The Good: The book is told by an outside narrator; but the narrative most closely follows Lib’s experiences and observations, providing readers with more ample insight into the perspective of the oft-irritating main character. Additionally, though the book is deeply rooted in religious themes, the novel never feels preachy or assuming. As a Catholic, I was fascinated to read about a time period in which members of the Church relied so heavily (and often literally) upon the teachings of scripture and priests. I also thoroughly enjoyed the mysterious feel of this story. During the last third of the book, I jumped from one theory to another, trying to determine how Anna’s story would end. I was not disappointed in the outcome of this novel. (Exception: See the last item on my Not-So-Good list.) Finally, The Wonder is a success due to Donoghue’s contrasting characters and their ideals: the relationships between English and Irish, Catholics and non-believers, educated and uneducated, and so forth. Her novel’s greatest strength lies in the conflicts that she’s so craftily woven together.

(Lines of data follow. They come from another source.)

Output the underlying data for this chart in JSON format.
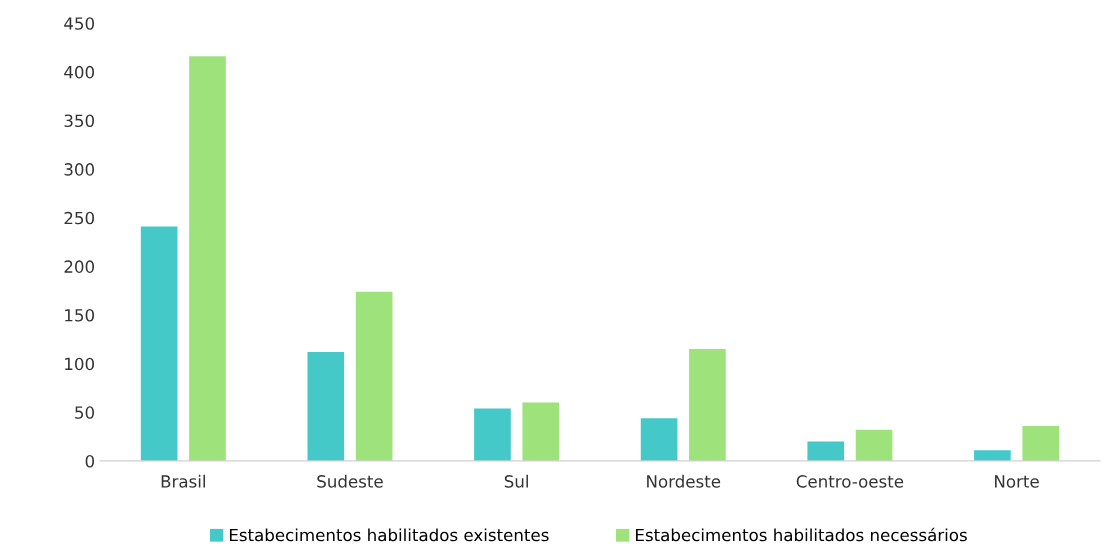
{
  "chart_data": {
    "type": "bar",
    "categories": [
      "Brasil",
      "Sudeste",
      "Sul",
      "Nordeste",
      "Centro-oeste",
      "Norte"
    ],
    "series": [
      {
        "name": "Estabecimentos habilitados existentes",
        "color": "#45c8c8",
        "values": [
          241,
          112,
          54,
          44,
          20,
          11
        ]
      },
      {
        "name": "Estabecimentos habilitados necessários",
        "color": "#9de27a",
        "values": [
          416,
          174,
          60,
          115,
          32,
          36
        ]
      }
    ],
    "ylim": [
      0,
      450
    ],
    "yticks": [
      0,
      50,
      100,
      150,
      200,
      250,
      300,
      350,
      400,
      450
    ],
    "grid": false,
    "legend": "bottom"
  }
}
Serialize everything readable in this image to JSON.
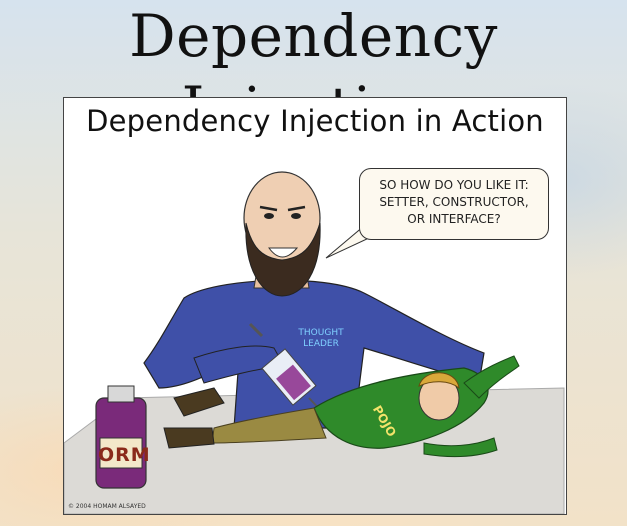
{
  "slide": {
    "title": "Dependency Injection"
  },
  "cartoon": {
    "title": "Dependency Injection in Action",
    "speech_bubble": {
      "line1": "SO HOW DO YOU LIKE IT:",
      "line2": "SETTER, CONSTRUCTOR,",
      "line3": "OR INTERFACE?"
    },
    "shirt_label": {
      "line1": "THOUGHT",
      "line2": "LEADER"
    },
    "jar_label": "ORM",
    "victim_label": "POJO",
    "copyright": "© 2004 HOMAM ALSAYED"
  },
  "colors": {
    "shirt_blue": "#3f50a8",
    "pojo_green": "#2f8a2a",
    "pants_khaki": "#9a8a42",
    "orm_purple": "#7a2a7a",
    "table_gray": "#d9d7d4"
  }
}
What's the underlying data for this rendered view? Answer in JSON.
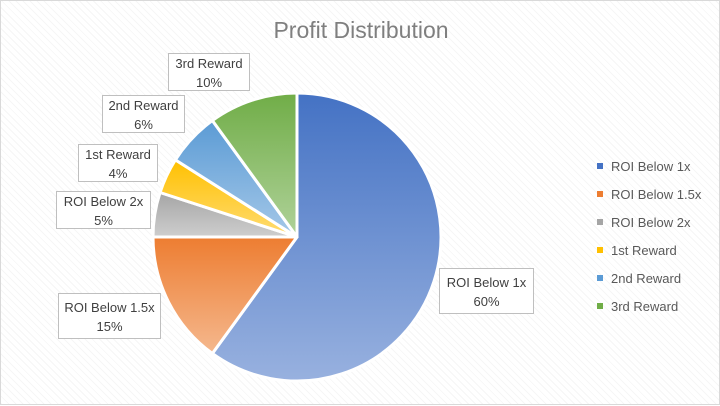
{
  "chart_data": {
    "type": "pie",
    "title": "Profit Distribution",
    "categories": [
      "ROI Below 1x",
      "ROI Below 1.5x",
      "ROI Below 2x",
      "1st Reward",
      "2nd Reward",
      "3rd Reward"
    ],
    "values": [
      60,
      15,
      5,
      4,
      6,
      10
    ],
    "value_labels": [
      "60%",
      "15%",
      "5%",
      "4%",
      "6%",
      "10%"
    ],
    "colors": [
      "#4472C4",
      "#ED7D31",
      "#A5A5A5",
      "#FFC000",
      "#5B9BD5",
      "#70AD47"
    ],
    "legend_position": "right",
    "start_angle_deg": 0,
    "direction": "clockwise"
  }
}
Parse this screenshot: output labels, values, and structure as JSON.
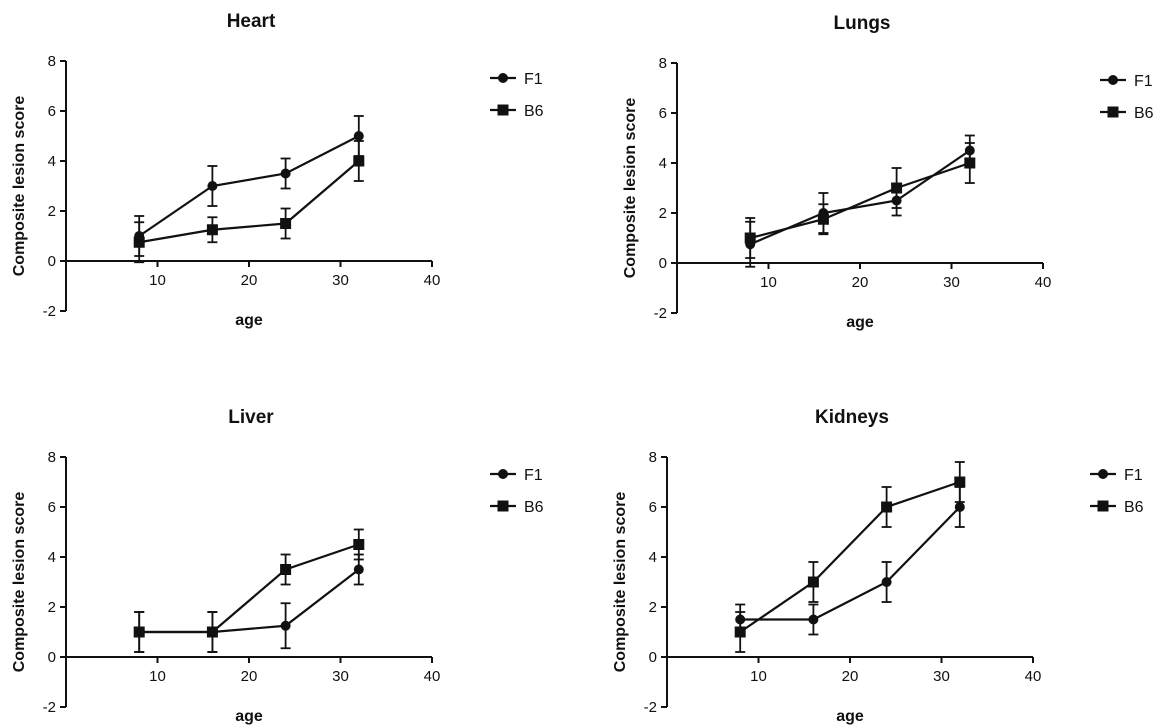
{
  "chart_data": [
    {
      "type": "line",
      "title": "Heart",
      "xlabel": "age",
      "ylabel": "Composite lesion score",
      "xlim": [
        0,
        40
      ],
      "ylim": [
        -2,
        8
      ],
      "xticks": [
        10,
        20,
        30,
        40
      ],
      "yticks": [
        -2,
        0,
        2,
        4,
        6,
        8
      ],
      "x": [
        8,
        16,
        24,
        32
      ],
      "legend_position": "right",
      "series": [
        {
          "name": "F1",
          "marker": "circle",
          "values": [
            1,
            3,
            3.5,
            5
          ],
          "errors": [
            0.8,
            0.8,
            0.6,
            0.8
          ]
        },
        {
          "name": "B6",
          "marker": "square",
          "values": [
            0.75,
            1.25,
            1.5,
            4
          ],
          "errors": [
            0.8,
            0.5,
            0.6,
            0.8
          ]
        }
      ]
    },
    {
      "type": "line",
      "title": "Lungs",
      "xlabel": "age",
      "ylabel": "Composite lesion score",
      "xlim": [
        0,
        40
      ],
      "ylim": [
        -2,
        8
      ],
      "xticks": [
        10,
        20,
        30,
        40
      ],
      "yticks": [
        -2,
        0,
        2,
        4,
        6,
        8
      ],
      "x": [
        8,
        16,
        24,
        32
      ],
      "legend_position": "right",
      "series": [
        {
          "name": "F1",
          "marker": "circle",
          "values": [
            0.75,
            2,
            2.5,
            4.5
          ],
          "errors": [
            0.9,
            0.8,
            0.6,
            0.6
          ]
        },
        {
          "name": "B6",
          "marker": "square",
          "values": [
            1,
            1.75,
            3,
            4
          ],
          "errors": [
            0.8,
            0.6,
            0.8,
            0.8
          ]
        }
      ]
    },
    {
      "type": "line",
      "title": "Liver",
      "xlabel": "age",
      "ylabel": "Composite lesion score",
      "xlim": [
        0,
        40
      ],
      "ylim": [
        -2,
        8
      ],
      "xticks": [
        10,
        20,
        30,
        40
      ],
      "yticks": [
        -2,
        0,
        2,
        4,
        6,
        8
      ],
      "x": [
        8,
        16,
        24,
        32
      ],
      "legend_position": "right",
      "series": [
        {
          "name": "F1",
          "marker": "circle",
          "values": [
            1,
            1,
            1.25,
            3.5
          ],
          "errors": [
            0.8,
            0.8,
            0.9,
            0.6
          ]
        },
        {
          "name": "B6",
          "marker": "square",
          "values": [
            1,
            1,
            3.5,
            4.5
          ],
          "errors": [
            0.8,
            0.8,
            0.6,
            0.6
          ]
        }
      ]
    },
    {
      "type": "line",
      "title": "Kidneys",
      "xlabel": "age",
      "ylabel": "Composite lesion score",
      "xlim": [
        0,
        40
      ],
      "ylim": [
        -2,
        8
      ],
      "xticks": [
        10,
        20,
        30,
        40
      ],
      "yticks": [
        -2,
        0,
        2,
        4,
        6,
        8
      ],
      "x": [
        8,
        16,
        24,
        32
      ],
      "legend_position": "right",
      "series": [
        {
          "name": "F1",
          "marker": "circle",
          "values": [
            1.5,
            1.5,
            3,
            6
          ],
          "errors": [
            0.6,
            0.6,
            0.8,
            0.8
          ]
        },
        {
          "name": "B6",
          "marker": "square",
          "values": [
            1,
            3,
            6,
            7
          ],
          "errors": [
            0.8,
            0.8,
            0.8,
            0.8
          ]
        }
      ]
    }
  ]
}
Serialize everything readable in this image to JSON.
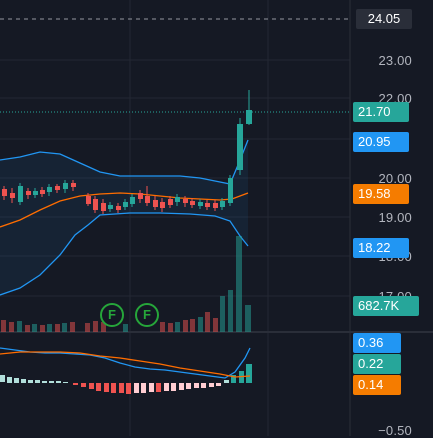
{
  "price_axis": {
    "ticks": [
      "23.00",
      "22.00",
      "20.00",
      "19.00",
      "18.00",
      "17.00"
    ],
    "bottom_tick": "−0.50"
  },
  "tags": {
    "crosshair_price": "24.05",
    "last_price": "21.70",
    "bb_upper": "20.95",
    "bb_basis": "19.58",
    "bb_lower": "18.22",
    "volume": "682.7K",
    "macd": "0.36",
    "histogram": "0.22",
    "signal": "0.14"
  },
  "markers": [
    "F",
    "F"
  ],
  "colors": {
    "background": "#141824",
    "up": "#26a69a",
    "down": "#ef5350",
    "bb_band": "#2196f3",
    "basis": "#ff6d00",
    "tag_blue": "#2196f3",
    "tag_orange": "#f57c00",
    "tag_green": "#26a69a",
    "tag_dark": "#2a2e39"
  },
  "icons": [
    "earnings-marker-icon"
  ]
}
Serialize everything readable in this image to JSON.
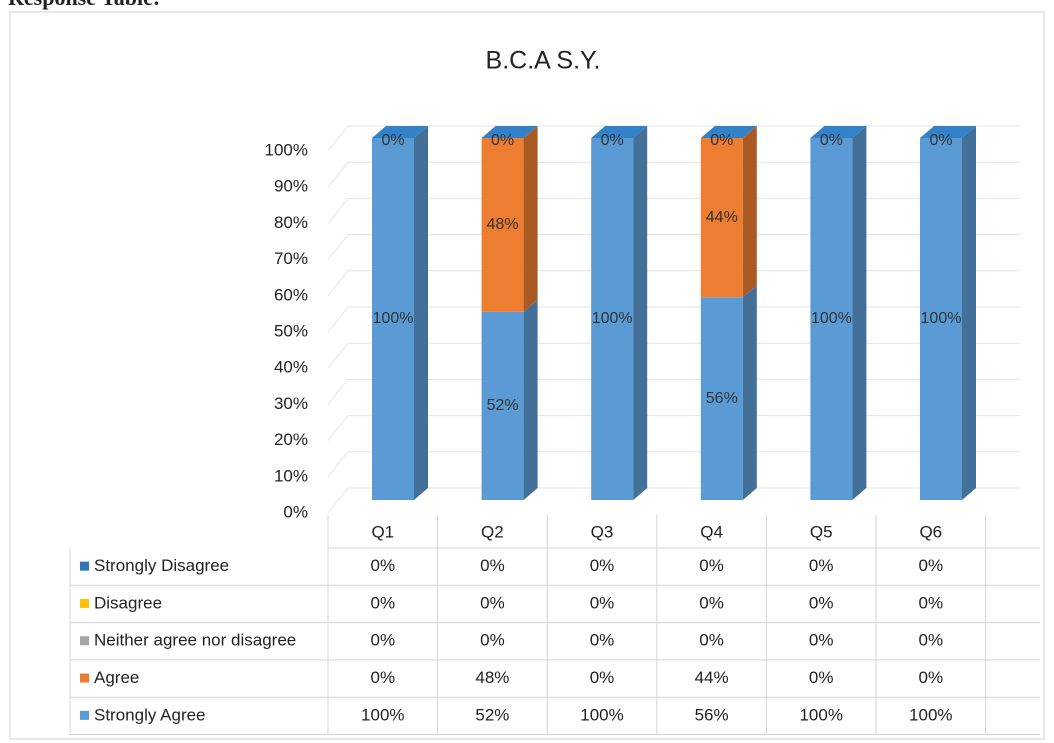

The Not-So-Good: This book is a very, very slow burn. One might even say it smolders. . . . While I was intrigued by the premise of the story, I had a hard time truly getting into the book until after the first 3 chapters were concluded. This may be, in part, because Lib is such a remarkably stubborn and one-dimensional character for so long. Her stubbornness is key to the story, of course; but the first two-thirds of the book was infuriatingly tedious. Also, on an admittedly nitpicky point, I was irritated by the volume of italicized phrases throughout the novel. Donoghue used italics frequently to emphasize particular ideas or revelations Lib had throughout the book, and these often just ended up feeling cheesy to me. Again: extremely nitpicky, but the excessive italics grated at me like sandpaper. One final “meh” moment: the epilogue of the book. Many laud the (very) end as the one redeeming quality of the narrative; however, I felt the epilogue was too convenient and not altogether necessary. I’m interested to hear how others feel . . .
The Verdict: 3/5 stars. Not the most thrilling or engaging read, but an intriguing piece of historical fiction with a worthy conclusion and mysterious vibe.